1.20.2 Discuss the potential benefits and limitations of taking orlistat and its side effects. 
1.20.3 Advise the person to follow a low-fat diet that provides 30% of daily food energy as fat, distributed over three main meals a day. Offer information and regular support from a dietitian or another appropriate healthcare professional. 
1.20.4 Agree a weight-loss goal with the person and regularly review it with them. 
1.20.5 Review the use of orlistat after 12 weeks. If the person has not lost at least 5% of their original body weight, use clinical judgement to decide whether to stop the orlistat. However, as with adults who have type 2 diabetes, those at high risk of the condition may lose weight more slowly than average, so less strict goals may be appropriate. 
1.20.6 Use orlistat for more than 12 months (usually for weight maintenance) only after discussing the potential benefits, limitations and side effects with the person concerned. 
 Particular conditions can increase the risk of type 2 diabetes. These include: cardiovascular disease, hypertension, obesity, stroke, polycystic ovary syndrome, a history of gestational diabetes and mental health problems.
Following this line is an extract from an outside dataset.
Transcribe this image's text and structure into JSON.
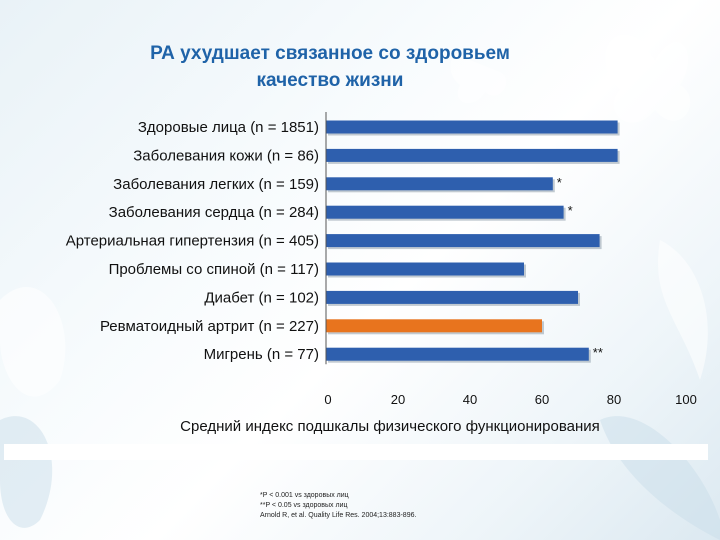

In addition, people with learning disabilities and those attending accident and emergency, emergency medical admissions units, vascular and renal surgery units and ophthalmology departments may be at high risk.
 They will be treated and managed using established health care pathways.
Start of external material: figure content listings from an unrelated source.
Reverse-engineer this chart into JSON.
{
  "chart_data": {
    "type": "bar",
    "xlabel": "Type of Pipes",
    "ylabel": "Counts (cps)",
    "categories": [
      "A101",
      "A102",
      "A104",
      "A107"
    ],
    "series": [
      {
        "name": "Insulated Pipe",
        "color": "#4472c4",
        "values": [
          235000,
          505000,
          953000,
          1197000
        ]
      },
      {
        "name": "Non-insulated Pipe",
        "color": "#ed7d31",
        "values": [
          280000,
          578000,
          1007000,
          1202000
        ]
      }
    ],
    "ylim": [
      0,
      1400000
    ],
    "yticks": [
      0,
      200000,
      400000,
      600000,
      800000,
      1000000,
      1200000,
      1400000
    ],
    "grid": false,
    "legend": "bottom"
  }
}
 This is from the NICE guideline on preventing type 2 diabetes – population and community interventions.
 Commissioners and providers of public health services; managers of type 2 diabetes risk-assessment and prevention services; schools of medicine, healthcare faculties, royal colleges and professional associations offering professional healthcare qualifications such as dietetics, nursing, physiotherapy, podiatry and occupational health; voluntary organisations; commercial training organisations.
 The large study of metformin included in the evidence review and on which this recommendation is based (the US Diabetes Prevention Programme) used standard-release metformin. At the time of publication (September 2017), one modified-release metformin product, Glucophage SR, had recently extended its marketing authorisation to include reducing the risk or delaying the onset of type 2 diabetes in overweight adults with impaired glucose tolerance and/or fasting glucose, and/or increased HbA1c who are at high risk of overt type 2 diabetes and are progressing towards this despite intensive lifestyle change for 3-6 months. Other standard-release and modified-release metformin products may similarly extend their marketing authorisations in the future. See the General Medical Council's Prescribing guidance: prescribing unlicensed medicines for information on off-label prescribing.